Fernandez, like Harvey, has demonstrated discipline in the rehab process. The guy who used to cycle up to 600 miles a week in the offseason has eschewed that lean-body routine in favor of bulk. His muscular frame looks dramatically different than it did in his 2013 Rookie of the Year season, and he hopes this conditioning allows him to regain and sustain the power arsenal that proved so filthy in his first 36 Major League starts.
The dedication, though, extends beyond the trainer's room and the weight room and into the clubhouse, where Fernandez remains a daily presence hours after his daily therapy rounds are over. Though he's months away from activation (he's scheduled to face live hitters later this month), he's here fraternizing with his teammates and closely watching the games they play, in an effort to keep his mind sharp and his knowledge of the opposition in tune.
"I sat on the bench a lot in my career," Marlins manager Mike Redmond said with a laugh. "You learn a lot sitting on the bench if you want to. It's hard sometimes with young guys to get them to sit. Sometimes you don't know what to look for. But the more time he spends around his teammates and watching the games and getting into that frame of mind again, it's important."
It goes without saying that Fernandez is important to this reconstituted Marlins club. They're hoping he can be the equivalent of a midseason trade acquisition of an established ace and help propel them into the postseason for the first time since 2003.
Frankly, the Marlins need to get as much value out of Fernandez as they can, while they can. Though they succeeded in extending Giancarlo Stanton to that monstrous $325 million contract and extending Christian Yelich on decidedly less-monstrous terms, Fernandez, a Scott Boras client, was unmoved by a reported six-year, $40 million offer over the winter.

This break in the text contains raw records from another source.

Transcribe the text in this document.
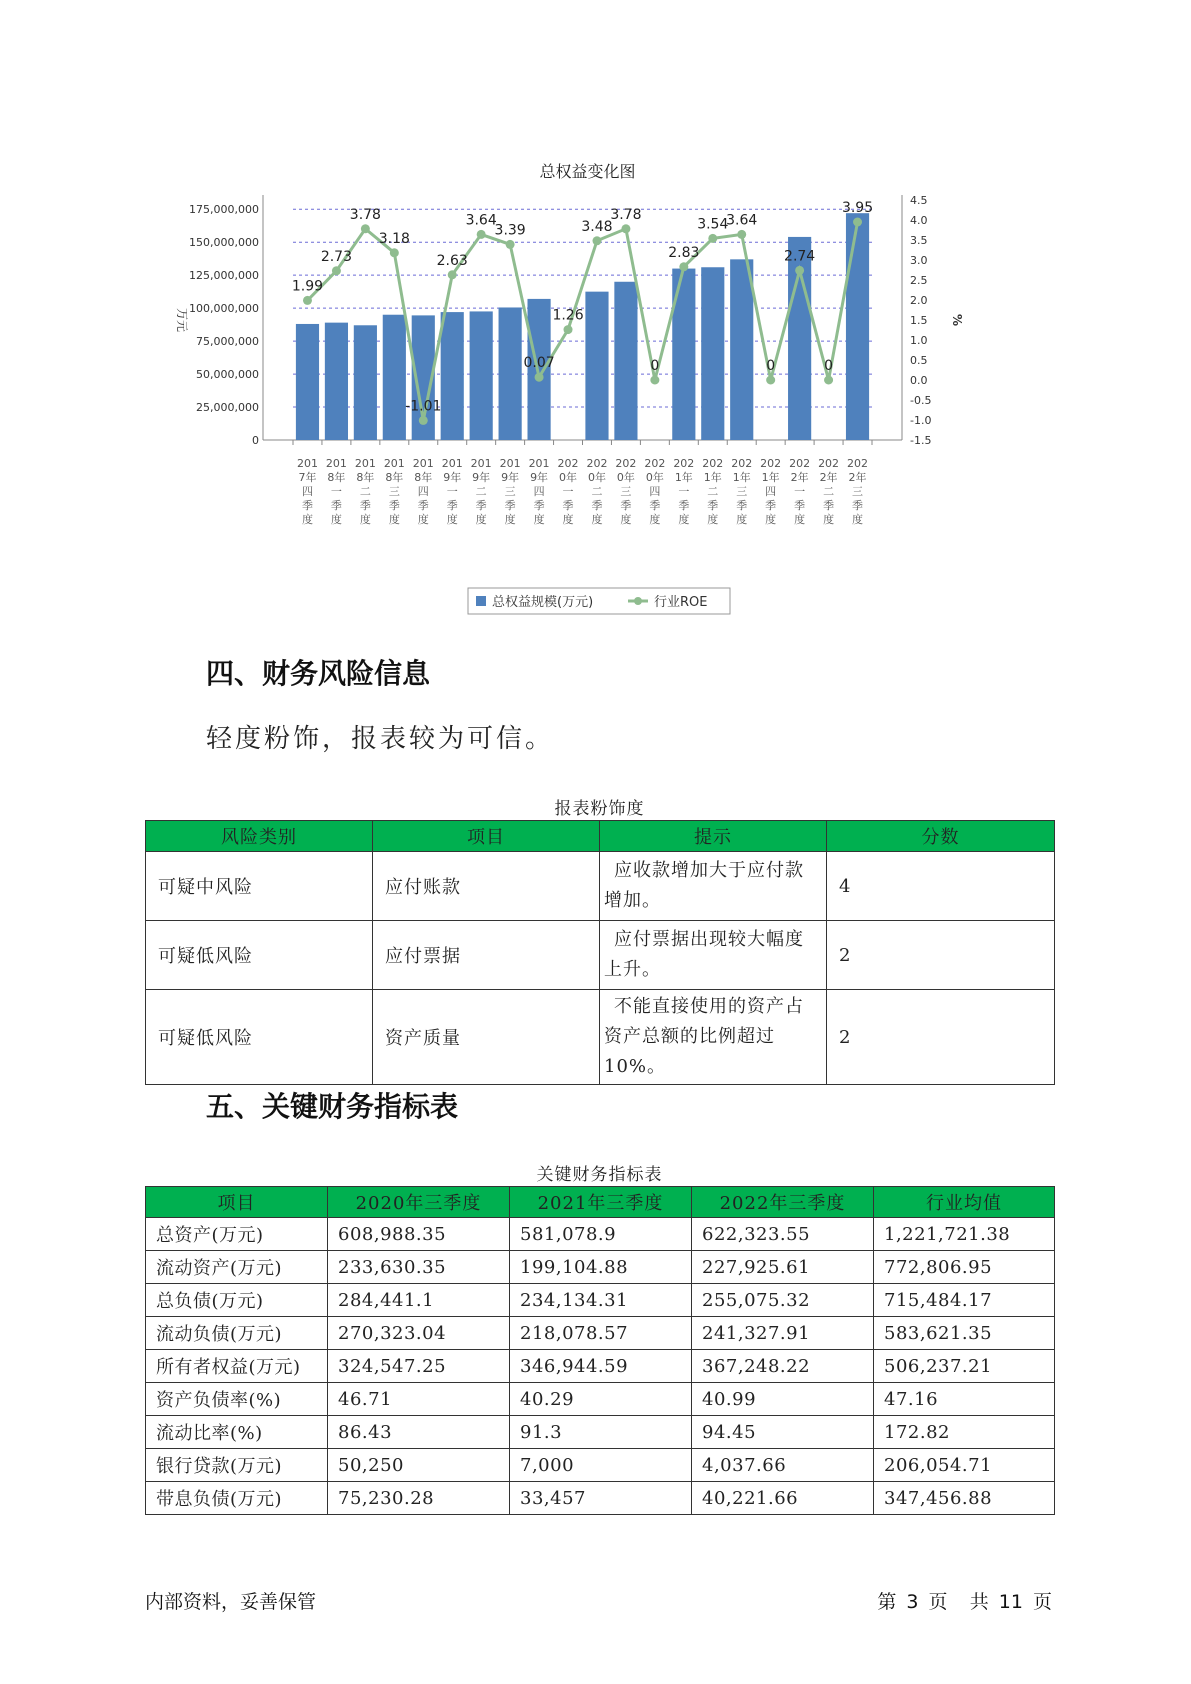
总权益变化图
0
25,000,000
50,000,000
75,000,000
100,000,000
125,000,000
150,000,000
175,000,000
-1.5
-1.0
-0.5
0.0
0.5
1.0
1.5
2.0
2.5
3.0
3.5
4.0
4.5
万元	%
1.99
2.73
3.78
3.18
-1.01
2.63
3.64
3.39
0.07
1.26
3.48
3.78
0
2.83
3.54
3.64
0
2.74
0
3.95
201
7年
四
季
度
201
8年
一
季
度
201
8年
二
季
度
201
8年
三
季
度
201
8年
四
季
度
201
9年
一
季
度
201
9年
二
季
度
201
9年
三
季
度
201
9年
四
季
度
202
0年
一
季
度
202
0年
二
季
度
202
0年
三
季
度
202
0年
四
季
度
202
1年
一
季
度
202
1年
二
季
度
202
1年
三
季
度
202
1年
四
季
度
202
2年
一
季
度
202
2年
二
季
度
202
2年
三
季
度
总权益规模(万元)	行业ROE
四、财务风险信息

轻度粉饰，报表较为可信。

报表粉饰度
风险类别	项目	提示	分数
可疑中风险	应付账款	应收款增加大于应付款增加。	4
可疑低风险	应付票据	应付票据出现较大幅度上升。	2
可疑低风险	资产质量	不能直接使用的资产占资产总额的比例超过10%。	2
五、关键财务指标表
关键财务指标表
项目	2020年三季度	2021年三季度	2022年三季度	行业均值
总资产(万元)	608,988.35	581,078.9	622,323.55	1,221,721.38
流动资产(万元)	233,630.35	199,104.88	227,925.61	772,806.95
总负债(万元)	284,441.1	234,134.31	255,075.32	715,484.17
流动负债(万元)	270,323.04	218,078.57	241,327.91	583,621.35
所有者权益(万元)	324,547.25	346,944.59	367,248.22	506,237.21
资产负债率(%)	46.71	40.29	40.99	47.16
流动比率(%)	86.43	91.3	94.45	172.82
银行贷款(万元)	50,250	7,000	4,037.66	206,054.71
带息负债(万元)	75,230.28	33,457	40,221.66	347,456.88
内部资料，妥善保管	第 3 页 共 11 页
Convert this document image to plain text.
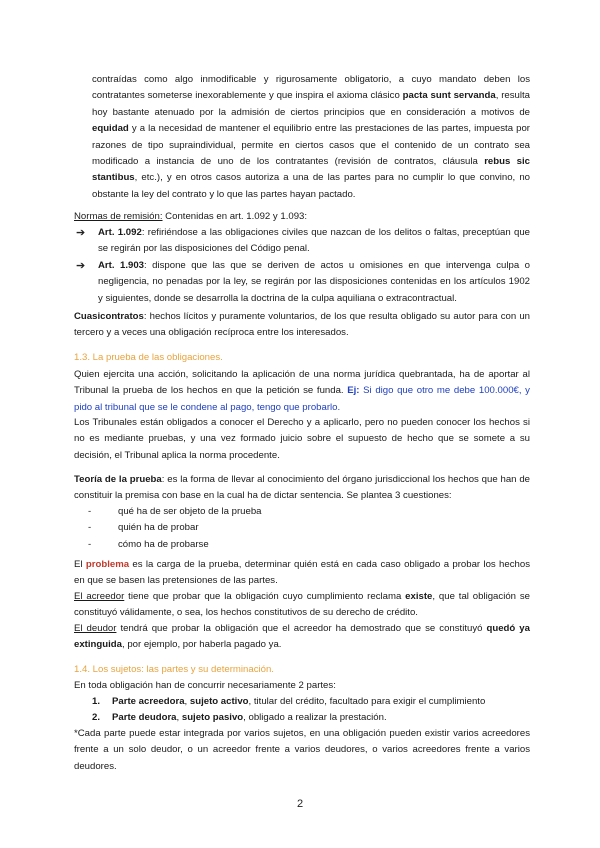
contraídas como algo inmodificable y rigurosamente obligatorio, a cuyo mandato deben los contratantes someterse inexorablemente y que inspira el axioma clásico pacta sunt servanda, resulta hoy bastante atenuado por la admisión de ciertos principios que en consideración a motivos de equidad y a la necesidad de mantener el equilibrio entre las prestaciones de las partes, impuesta por razones de tipo supraindividual, permite en ciertos casos que el contenido de un contrato sea modificado a instancia de uno de los contratantes (revisión de contratos, cláusula rebus sic stantibus, etc.), y en otros casos autoriza a una de las partes para no cumplir lo que convino, no obstante la ley del contrato y lo que las partes hayan pactado.

Normas de remisión: Contenidas en art. 1.092 y 1.093:

➔	Art. 1.092: refiriéndose a las obligaciones civiles que nazcan de los delitos o faltas, preceptúan que se regirán por las disposiciones del Código penal.

➔	Art. 1.903: dispone que las que se deriven de actos u omisiones en que intervenga culpa o negligencia, no penadas por la ley, se regirán por las disposiciones contenidas en los artículos 1902 y siguientes, donde se desarrolla la doctrina de la culpa aquiliana o extracontractual.

Cuasicontratos: hechos lícitos y puramente voluntarios, de los que resulta obligado su autor para con un tercero y a veces una obligación recíproca entre los interesados.

1.3. La prueba de las obligaciones.

Quien ejercita una acción, solicitando la aplicación de una norma jurídica quebrantada, ha de aportar al Tribunal la prueba de los hechos en que la petición se funda. Ej: Si digo que otro me debe 100.000€, y pido al tribunal que se le condene al pago, tengo que probarlo.

Los Tribunales están obligados a conocer el Derecho y a aplicarlo, pero no pueden conocer los hechos si no es mediante pruebas, y una vez formado juicio sobre el supuesto de hecho que se somete a su decisión, el Tribunal aplica la norma procedente.

Teoría de la prueba: es la forma de llevar al conocimiento del órgano jurisdiccional los hechos que han de constituir la premisa con base en la cual ha de dictar sentencia. Se plantea 3 cuestiones:

-	qué ha de ser objeto de la prueba
-	quién ha de probar
-	cómo ha de probarse

El problema es la carga de la prueba, determinar quién está en cada caso obligado a probar los hechos en que se basen las pretensiones de las partes.

El acreedor tiene que probar que la obligación cuyo cumplimiento reclama existe, que tal obligación se constituyó válidamente, o sea, los hechos constitutivos de su derecho de crédito.

El deudor tendrá que probar la obligación que el acreedor ha demostrado que se constituyó quedó ya extinguida, por ejemplo, por haberla pagado ya.

1.4. Los sujetos: las partes y su determinación.

En toda obligación han de concurrir necesariamente 2 partes:

1.	Parte acreedora, sujeto activo, titular del crédito, facultado para exigir el cumplimiento
2.	Parte deudora, sujeto pasivo, obligado a realizar la prestación.

*Cada parte puede estar integrada por varios sujetos, en una obligación pueden existir varios acreedores frente a un solo deudor, o un acreedor frente a varios deudores, o varios acreedores frente a varios deudores.

2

In light of the Kris Bryant kerfuffle, it's worth remembering that the Marlins carried Fernandez on their Opening Day roster in 2013 despite him never having set foot above A Ball. Maybe at a time when arms are routinely blowing out, there's no sense in delaying a kid with electric stuff. But the downside to Fernandez's full-season exposure on a '13 Miami club that everybody knew was going nowhere is that he's now logged just 224 1/3 innings for the Marlins so far, and he'll be a free agent at the end of 2018, not '19.
So the injured Fernandez's absence has been frustrating for everybody. But soon, mercifully, this prominent member of Team TJ will make what the Marlins hope is a triumphant -- and meaningful -- return to the top of their rotation.
"That," Redmond said, "is going to be one huge pickup."
It's the same feeling the Mets have with Harvey. But both of the NL East's newly repaired aces will tell you not to take any success they have from this point forward for granted. This surgery's success rate is high, but that doesn't make it a painless, seamless, spotless process.
"I feel like I can pick up where I left off and feel exactly the same way," Fernandez said. "But I don't want to get my hopes up. A lot of things could happen."